Over-complex Assessment Models: One of the encouraging aspects to emerge from the very healthy dialogue between the fishing sector and fisheries scientists is the self-reflection within ICES that it has engendered. Scientists are currently questioning whether data-hungry assessment models of ever increasing sophistication is the way to go, if gathering the data is problematic. The EU Data Collection Framework Regulation may over time increase the availability of consistent and timely data but ICES is also exploring whether simpler models, using industry sources of data such as fisheries science partnerships may provide part of the solution. There is probably room for all of these initiatives as ICES, fisheries managers and the fishing industry work to reboot the assessment process where it has collapsed.

Uncertainty: It has been said that in fisheries there are only two certainties; one is uncertainty and the other is change. The emergence of new forms of dialogue and collaboration between the fishing sector and fisheries scientists is important and timely because uncertainties about impacts that environmental change may have on commercial fish stocks are set to grow rather than diminish. Dealing with uncertainty requires a move away from the pretence that science has all the answers to hand, towards an acknowledgement of the limits of our collective knowledge and therefore a need to arrive jointly at conclusions about how to respond to these inherent constraints. Dealing with uncertainties requires a platform for this kind of dialogue and the RACs are one important area where this can take place.

Demand for New Data: It is not just environmental change that creates demand for new approaches to scientific knowledge. The requirement for an integrated approach to sustainable development within the marine environment requires a comprehensive and coherent evidence base for decisions on marine protected areas and marine spatial planning generally. The experience of establishing European SACs and domestic marine conservation zones speaks loudly of the inadequacies of the present evidence base; as does the experience of round 1 and 2 offshore wind-farms. In these circumstances there is a very real danger that sites and management measures are adopted not only fail to provide protection to vulnerable features and habitat but perversely increase environmental degradation as well as causing social and economic dislocation. There is simply not sufficient money available to do the research and data work that would provide a reasonable evidence base for the MPAs planned. In these circumstances the need for the kind of detailed engagement between scientists, policy makers and stakeholders at the right spatial level is critical. In this it would be folly to ignore the experience of the last 20 years in the commercial fisheries.

Conclusions and Ambitions

The past decade has seen important progress in the development of a high level of dialogue and collaboration between the fishing industry and fisheries scientists. After reaching rock bottom at the turn of the century,with the effective collapse of many aspects of the management and assessment systems, both groups are now working within a range of different initiatives to strengthen the evidence base on which important policy decisions are made. This has involved abandoning an outdated compartmentalisation which has been a barrier to communication and collaboration in the past. The media presentation of omniscient scientists and fishermen as pantomime villains departs from reality and does no justice to either group - and certainly doesn’t help us deal with the challenges that we jointly face. Hopefully this article will go some way to redressing that imbalance.

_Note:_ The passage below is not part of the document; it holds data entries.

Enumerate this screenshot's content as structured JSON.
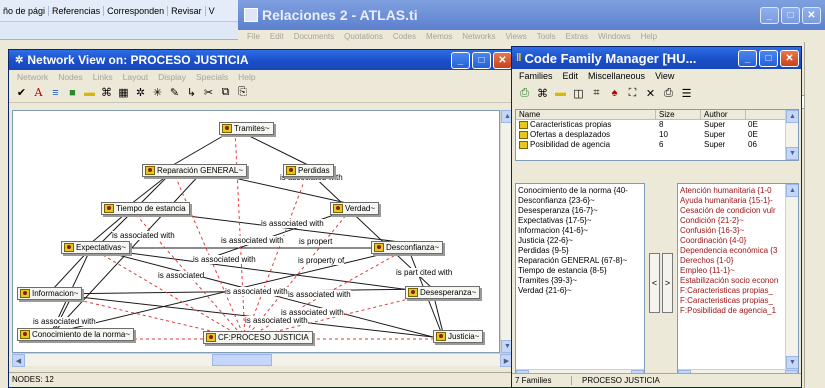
{
  "word_bg": {
    "ribbon_items": [
      "ño de pági",
      "Referencias",
      "Corresponden",
      "Revisar",
      "V"
    ]
  },
  "atlas_main": {
    "title": "Relaciones 2 - ATLAS.ti",
    "menu": [
      "File",
      "Edit",
      "Documents",
      "Quotations",
      "Codes",
      "Memos",
      "Networks",
      "Views",
      "Tools",
      "Extras",
      "Windows",
      "Help"
    ]
  },
  "network_view": {
    "title": "Network View on: PROCESO JUSTICIA",
    "menu": [
      "Network",
      "Nodes",
      "Links",
      "Layout",
      "Display",
      "Specials",
      "Help"
    ],
    "status": "NODES: 12",
    "nodes": {
      "tramites": "Tramites~",
      "reparacion": "Reparación GENERAL~",
      "perdidas": "Perdidas",
      "tiempo": "Tiempo de estancia",
      "verdad": "Verdad~",
      "expectativas": "Expectativas~",
      "desconfianza": "Desconfianza~",
      "informacion": "Informacion~",
      "desesperanza": "Desesperanza~",
      "conocimiento": "Conocimiento de la norma~",
      "cf_proceso": "CF:PROCESO JUSTICIA",
      "justicia": "Justicia~"
    },
    "relations": [
      "is associated with",
      "is associated with",
      "is associated with",
      "is associated with",
      "is propert",
      "is associated with",
      "is property of",
      "is associated",
      "is part of",
      "ited with",
      "is associated with",
      "is associated with",
      "is associated with",
      "is associated with",
      "is associated with"
    ]
  },
  "code_family": {
    "title": "Code Family Manager [HU...",
    "menu": [
      "Families",
      "Edit",
      "Miscellaneous",
      "View"
    ],
    "table_headers": [
      "Name",
      "Size",
      "Author"
    ],
    "families": [
      {
        "name": "Caracteristicas propias",
        "size": "8",
        "author": "Super",
        "extra": "0E"
      },
      {
        "name": "Ofertas a desplazados",
        "size": "10",
        "author": "Super",
        "extra": "0E"
      },
      {
        "name": "Posibilidad de agencia",
        "size": "6",
        "author": "Super",
        "extra": "06"
      }
    ],
    "members": [
      "Conocimiento de la norma {40-",
      "Desconfianza {23-6}~",
      "Desesperanza {16-7}~",
      "Expectativas {17-5}~",
      "Informacion {41-6}~",
      "Justicia {22-6}~",
      "Perdidas {9-5}",
      "Reparación GENERAL {67-8}~",
      "Tiempo de estancia {8-5}",
      "Tramites {39-3}~",
      "Verdad {21-6}~"
    ],
    "non_members": [
      "Atención humanitaria {1-0",
      "Ayuda humanitaria {15-1}-",
      "Cesación de condicion vulr",
      "Condición {21-2}~",
      "Confusión {16-3}~",
      "Coordinación {4-0}",
      "Dependencia económica {3",
      "Derechos {1-0}",
      "Empleo {11-1}~",
      "Estabilización socio econon",
      "F:Caracteristicas propias_",
      "F:Caracteristicas propias_",
      "F:Posibilidad de agencia_1"
    ],
    "move_left": "<",
    "move_right": ">",
    "status_count": "7 Families",
    "status_selected": "PROCESO JUSTICIA"
  }
}
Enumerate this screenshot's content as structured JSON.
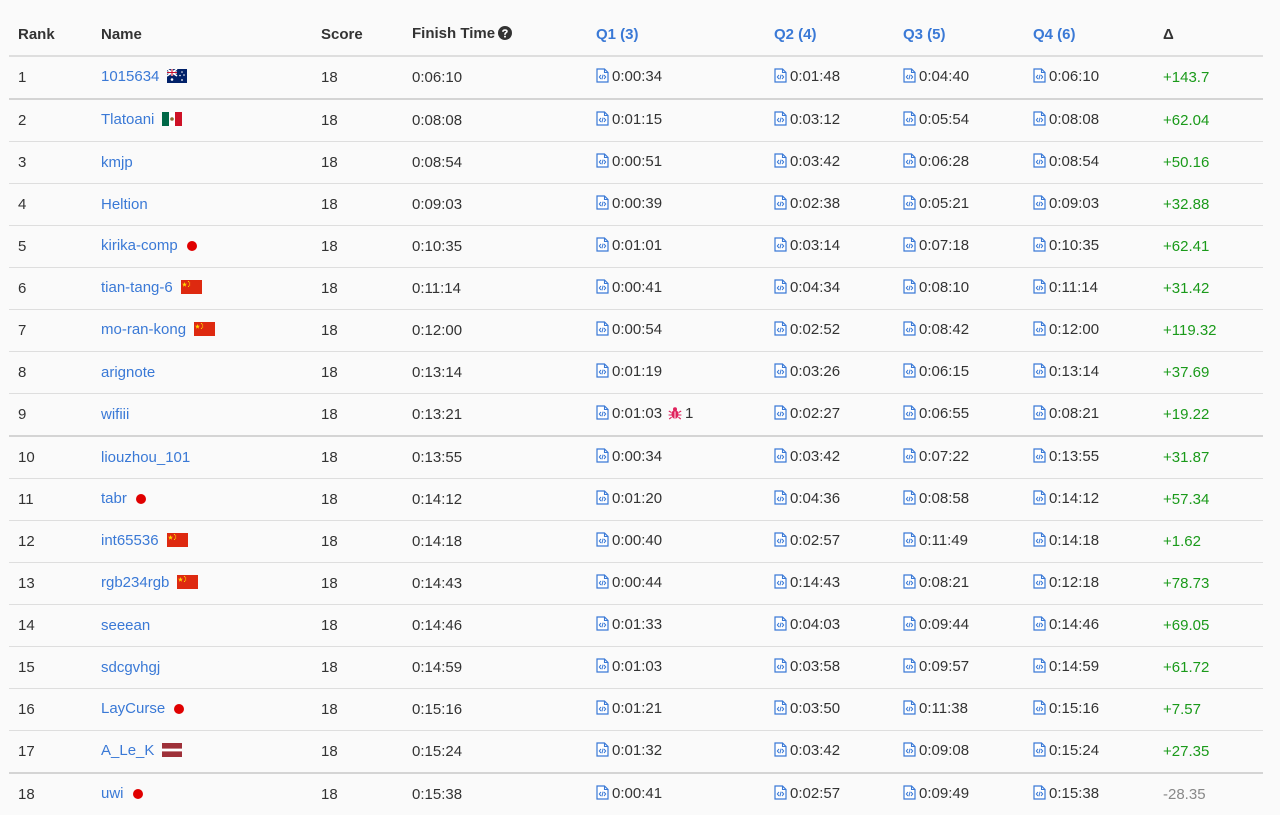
{
  "header": {
    "rank": "Rank",
    "name": "Name",
    "score": "Score",
    "finish_time": "Finish Time",
    "q1": "Q1 (3)",
    "q2": "Q2 (4)",
    "q3": "Q3 (5)",
    "q4": "Q4 (6)",
    "delta": "Δ"
  },
  "colors": {
    "link": "#3a79d6",
    "positive": "#1a9a1a",
    "negative": "#888888",
    "bug": "#e0245e"
  },
  "rows": [
    {
      "rank": "1",
      "name": "1015634",
      "flag": "au",
      "score": "18",
      "finish": "0:06:10",
      "q1": "0:00:34",
      "q2": "0:01:48",
      "q3": "0:04:40",
      "q4": "0:06:10",
      "delta": "+143.7"
    },
    {
      "rank": "2",
      "name": "Tlatoani",
      "flag": "mx",
      "score": "18",
      "finish": "0:08:08",
      "q1": "0:01:15",
      "q2": "0:03:12",
      "q3": "0:05:54",
      "q4": "0:08:08",
      "delta": "+62.04"
    },
    {
      "rank": "3",
      "name": "kmjp",
      "flag": "",
      "score": "18",
      "finish": "0:08:54",
      "q1": "0:00:51",
      "q2": "0:03:42",
      "q3": "0:06:28",
      "q4": "0:08:54",
      "delta": "+50.16"
    },
    {
      "rank": "4",
      "name": "Heltion",
      "flag": "",
      "score": "18",
      "finish": "0:09:03",
      "q1": "0:00:39",
      "q2": "0:02:38",
      "q3": "0:05:21",
      "q4": "0:09:03",
      "delta": "+32.88"
    },
    {
      "rank": "5",
      "name": "kirika-comp",
      "flag": "jp",
      "score": "18",
      "finish": "0:10:35",
      "q1": "0:01:01",
      "q2": "0:03:14",
      "q3": "0:07:18",
      "q4": "0:10:35",
      "delta": "+62.41"
    },
    {
      "rank": "6",
      "name": "tian-tang-6",
      "flag": "cn",
      "score": "18",
      "finish": "0:11:14",
      "q1": "0:00:41",
      "q2": "0:04:34",
      "q3": "0:08:10",
      "q4": "0:11:14",
      "delta": "+31.42"
    },
    {
      "rank": "7",
      "name": "mo-ran-kong",
      "flag": "cn",
      "score": "18",
      "finish": "0:12:00",
      "q1": "0:00:54",
      "q2": "0:02:52",
      "q3": "0:08:42",
      "q4": "0:12:00",
      "delta": "+119.32"
    },
    {
      "rank": "8",
      "name": "arignote",
      "flag": "",
      "score": "18",
      "finish": "0:13:14",
      "q1": "0:01:19",
      "q2": "0:03:26",
      "q3": "0:06:15",
      "q4": "0:13:14",
      "delta": "+37.69"
    },
    {
      "rank": "9",
      "name": "wifiii",
      "flag": "",
      "score": "18",
      "finish": "0:13:21",
      "q1": "0:01:03",
      "q1_bugs": "1",
      "q2": "0:02:27",
      "q3": "0:06:55",
      "q4": "0:08:21",
      "delta": "+19.22"
    },
    {
      "rank": "10",
      "name": "liouzhou_101",
      "flag": "",
      "score": "18",
      "finish": "0:13:55",
      "q1": "0:00:34",
      "q2": "0:03:42",
      "q3": "0:07:22",
      "q4": "0:13:55",
      "delta": "+31.87"
    },
    {
      "rank": "11",
      "name": "tabr",
      "flag": "jp",
      "score": "18",
      "finish": "0:14:12",
      "q1": "0:01:20",
      "q2": "0:04:36",
      "q3": "0:08:58",
      "q4": "0:14:12",
      "delta": "+57.34"
    },
    {
      "rank": "12",
      "name": "int65536",
      "flag": "cn",
      "score": "18",
      "finish": "0:14:18",
      "q1": "0:00:40",
      "q2": "0:02:57",
      "q3": "0:11:49",
      "q4": "0:14:18",
      "delta": "+1.62"
    },
    {
      "rank": "13",
      "name": "rgb234rgb",
      "flag": "cn",
      "score": "18",
      "finish": "0:14:43",
      "q1": "0:00:44",
      "q2": "0:14:43",
      "q3": "0:08:21",
      "q4": "0:12:18",
      "delta": "+78.73"
    },
    {
      "rank": "14",
      "name": "seeean",
      "flag": "",
      "score": "18",
      "finish": "0:14:46",
      "q1": "0:01:33",
      "q2": "0:04:03",
      "q3": "0:09:44",
      "q4": "0:14:46",
      "delta": "+69.05"
    },
    {
      "rank": "15",
      "name": "sdcgvhgj",
      "flag": "",
      "score": "18",
      "finish": "0:14:59",
      "q1": "0:01:03",
      "q2": "0:03:58",
      "q3": "0:09:57",
      "q4": "0:14:59",
      "delta": "+61.72"
    },
    {
      "rank": "16",
      "name": "LayCurse",
      "flag": "jp",
      "score": "18",
      "finish": "0:15:16",
      "q1": "0:01:21",
      "q2": "0:03:50",
      "q3": "0:11:38",
      "q4": "0:15:16",
      "delta": "+7.57"
    },
    {
      "rank": "17",
      "name": "A_Le_K",
      "flag": "lv",
      "score": "18",
      "finish": "0:15:24",
      "q1": "0:01:32",
      "q2": "0:03:42",
      "q3": "0:09:08",
      "q4": "0:15:24",
      "delta": "+27.35"
    },
    {
      "rank": "18",
      "name": "uwi",
      "flag": "jp",
      "score": "18",
      "finish": "0:15:38",
      "q1": "0:00:41",
      "q2": "0:02:57",
      "q3": "0:09:49",
      "q4": "0:15:38",
      "delta": "-28.35"
    }
  ]
}
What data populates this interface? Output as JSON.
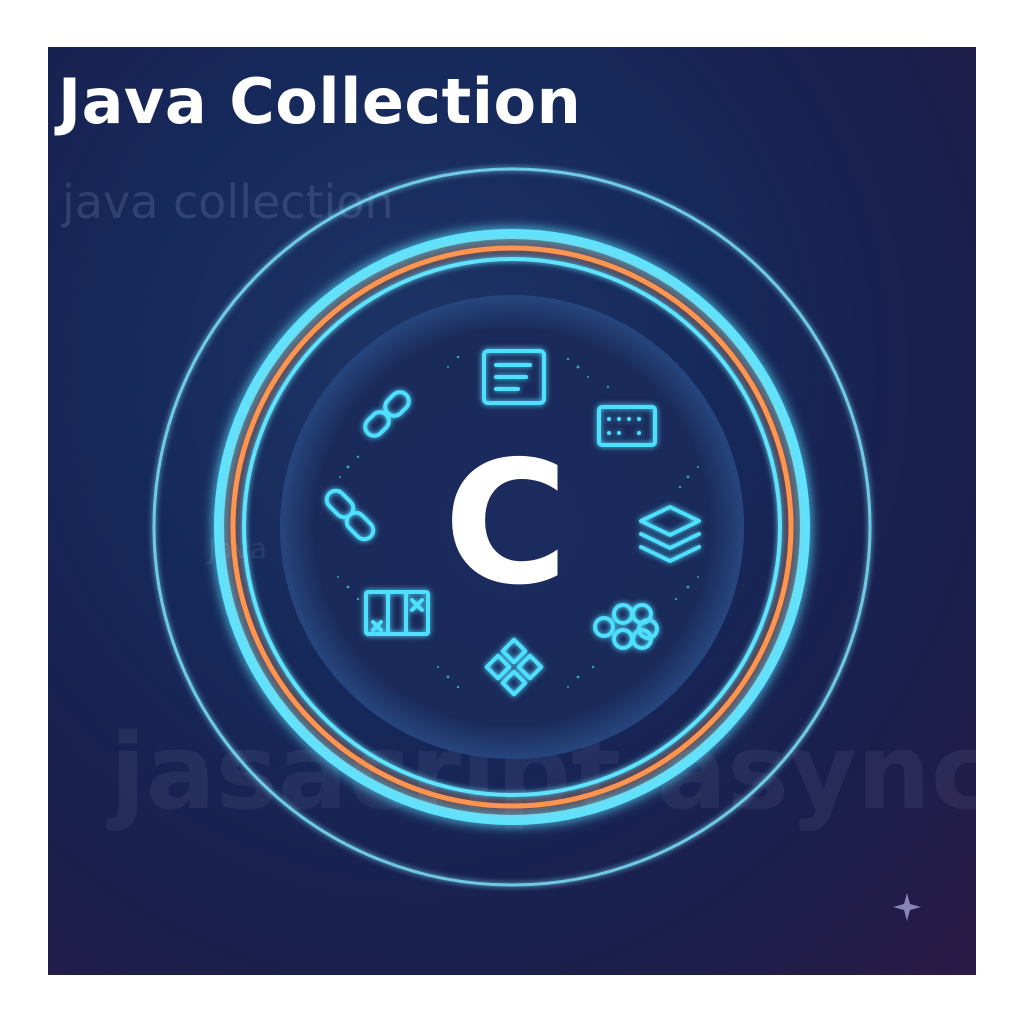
{
  "title": "Java Collection",
  "watermarks": {
    "top": "java collection",
    "left": "Java",
    "bottom": "jasacript async"
  },
  "center_letter": "C",
  "icons": [
    "document-icon",
    "matrix-icon",
    "layers-icon",
    "hexagon-cluster-icon",
    "diamond-grid-icon",
    "map-icon",
    "chain-link-icon",
    "link-icon"
  ],
  "colors": {
    "background": "#16285a",
    "cyan": "#4fe0ff",
    "orange": "#ff8a4a",
    "inner_disk": "#1a2a5c"
  }
}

Although much progress has been made already, the NFFO has high ambitions for the future. A close working relationship between fisheries scientists and the fishing industry is at the heart of our plans. The use of commercial fishing vessels as research platforms and reference fleets, the close cooperation needed to develop effective long term management plans, as well as a CFP reform that would increase the scope for delegated responsibilities, all require a high degree of cooperation and engagement between fishermen and fisheries scientists. Much has been achieved but equally there is much more to be achieved in travelling down this road together.